On the talkchess forum IM Larry Kaufmann recently posted a position and comments regarding different engine evaluations of a position in which there is a material imbalance. After the moves: 1. d4 Nf6 2. c4 g6 3. Nc3 d5 4. Nf3 Bg7 5. Qb3 dxc4 6. Qxc4 O-O 7. e4 b6 8. e5 Be6 9. exf6 Bxc4 10. fxg7 Kxg7 11. Bxc4:
We have a position with 2B’s and a N for a Q and P. Kaufmann observes that the move 7...b6 is rarely played by Grandmasters because the position is considered favorable for White. As he points out, material is deemed even but White has all the positional pluses. He did an interesting experiment where he ran this position for 30 minutes on a quad and arrived at these assessments:Deep Rybka 4: +.53
Deep Shredder 12: +.88
Fritz 12: +.47
Hiarcs 13.1: +.48
Komodo 1.3: +.30
Naum 4: +1.05
Stockfish 2.0: +.20
Firebird 1.31: +.09
Rybka 2.3.2 a MP: +0.02
Robbolito .085g3: 0.00
Ivanhoe 47 and 49: 0.00
Houdini 1.5: -0.13
Critter 0.90: -0.17
He points out: “Rybka 2.3.2a MP got this quite wrong with a nearly zero score, and Robbolito, which is said to have come from decompiled Rybka 2.3.2a code, also makes the same mistake with a zero score. Of course the scores won't be identical as the searches are different. The engines acknowledged to come from Robbo have of course also a zero or near-zero score. Houdini and Critter actually go negative; it is hard to imagine that a program not starting with the Robbo values would make such a big error in evaluating this position. I don't know much about Critter so I don't mean to start a debate about its status, but this is certainly strange.

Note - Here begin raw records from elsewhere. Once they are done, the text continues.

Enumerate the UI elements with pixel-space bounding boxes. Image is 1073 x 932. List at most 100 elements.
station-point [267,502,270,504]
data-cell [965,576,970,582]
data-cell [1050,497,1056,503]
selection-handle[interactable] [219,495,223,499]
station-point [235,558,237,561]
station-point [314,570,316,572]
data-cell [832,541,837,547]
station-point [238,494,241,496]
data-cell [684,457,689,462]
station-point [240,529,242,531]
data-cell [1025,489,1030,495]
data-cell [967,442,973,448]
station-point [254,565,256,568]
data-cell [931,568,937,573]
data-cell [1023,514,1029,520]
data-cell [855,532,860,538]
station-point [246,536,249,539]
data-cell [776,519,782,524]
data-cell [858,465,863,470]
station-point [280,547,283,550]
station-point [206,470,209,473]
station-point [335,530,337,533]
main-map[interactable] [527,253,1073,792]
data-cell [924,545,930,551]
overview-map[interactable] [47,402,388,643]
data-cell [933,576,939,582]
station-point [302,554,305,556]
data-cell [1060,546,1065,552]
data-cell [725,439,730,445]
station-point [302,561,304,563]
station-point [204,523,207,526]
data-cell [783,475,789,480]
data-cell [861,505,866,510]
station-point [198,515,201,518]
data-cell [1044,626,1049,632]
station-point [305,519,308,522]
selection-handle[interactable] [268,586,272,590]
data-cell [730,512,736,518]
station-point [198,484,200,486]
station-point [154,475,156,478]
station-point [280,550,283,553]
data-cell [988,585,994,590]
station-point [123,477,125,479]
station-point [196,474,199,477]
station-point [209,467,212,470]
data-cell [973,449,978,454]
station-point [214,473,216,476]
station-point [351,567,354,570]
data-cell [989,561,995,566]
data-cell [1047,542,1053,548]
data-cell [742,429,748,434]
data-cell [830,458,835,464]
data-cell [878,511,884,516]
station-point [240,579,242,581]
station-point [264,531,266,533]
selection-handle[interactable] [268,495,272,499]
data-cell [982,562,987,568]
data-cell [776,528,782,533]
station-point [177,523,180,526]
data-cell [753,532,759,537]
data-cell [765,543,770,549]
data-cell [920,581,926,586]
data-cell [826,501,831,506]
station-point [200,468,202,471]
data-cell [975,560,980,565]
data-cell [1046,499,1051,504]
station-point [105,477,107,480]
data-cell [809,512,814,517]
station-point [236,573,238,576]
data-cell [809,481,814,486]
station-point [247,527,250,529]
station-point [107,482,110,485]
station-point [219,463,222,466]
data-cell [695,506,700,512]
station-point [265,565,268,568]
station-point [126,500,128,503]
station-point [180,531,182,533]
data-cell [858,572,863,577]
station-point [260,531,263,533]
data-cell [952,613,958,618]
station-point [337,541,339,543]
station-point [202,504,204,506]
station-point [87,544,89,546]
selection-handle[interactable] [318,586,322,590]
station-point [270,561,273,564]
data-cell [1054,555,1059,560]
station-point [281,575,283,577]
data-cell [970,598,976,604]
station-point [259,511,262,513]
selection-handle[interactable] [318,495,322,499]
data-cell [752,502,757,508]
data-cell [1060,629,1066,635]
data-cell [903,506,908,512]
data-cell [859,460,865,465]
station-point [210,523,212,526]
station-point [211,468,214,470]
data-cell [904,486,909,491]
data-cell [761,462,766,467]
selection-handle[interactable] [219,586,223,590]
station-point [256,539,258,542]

As for why Rybka 2.3.2a gets it wrong, all attempts to fix the undervaluation of minor pieces vs. major pieces tested poorly in Rybka, yet seem to test okay in unrelated engines. So any program that makes this same mistake is likely to either have copied Rybka values, or to be so similar to Rybka that testing produced the same anomalous result.”
CC GM Marjan Semrl states that a Master will begin his analysis by examining the position and its properties very carefully and will take into consideration the advice of the program, but he will also advise the program and force it to analyze the moves he thinks are best.
Once again, we see that you simply cannot rely on engine analysis to tell you what the best move in any given position is unless you are talking about a tactical situation. As I have pointed out in previous posts, this seems especially true in positions in which there is a material imbalance. What this means is don't place blind faith in an engine's numerical evaluation if the position is primarily one that requires positional judgment.
All that said, any engine move is likely to be better than the ones you and I select because most of us are't quite as good as GM's when it comes to positional judgment.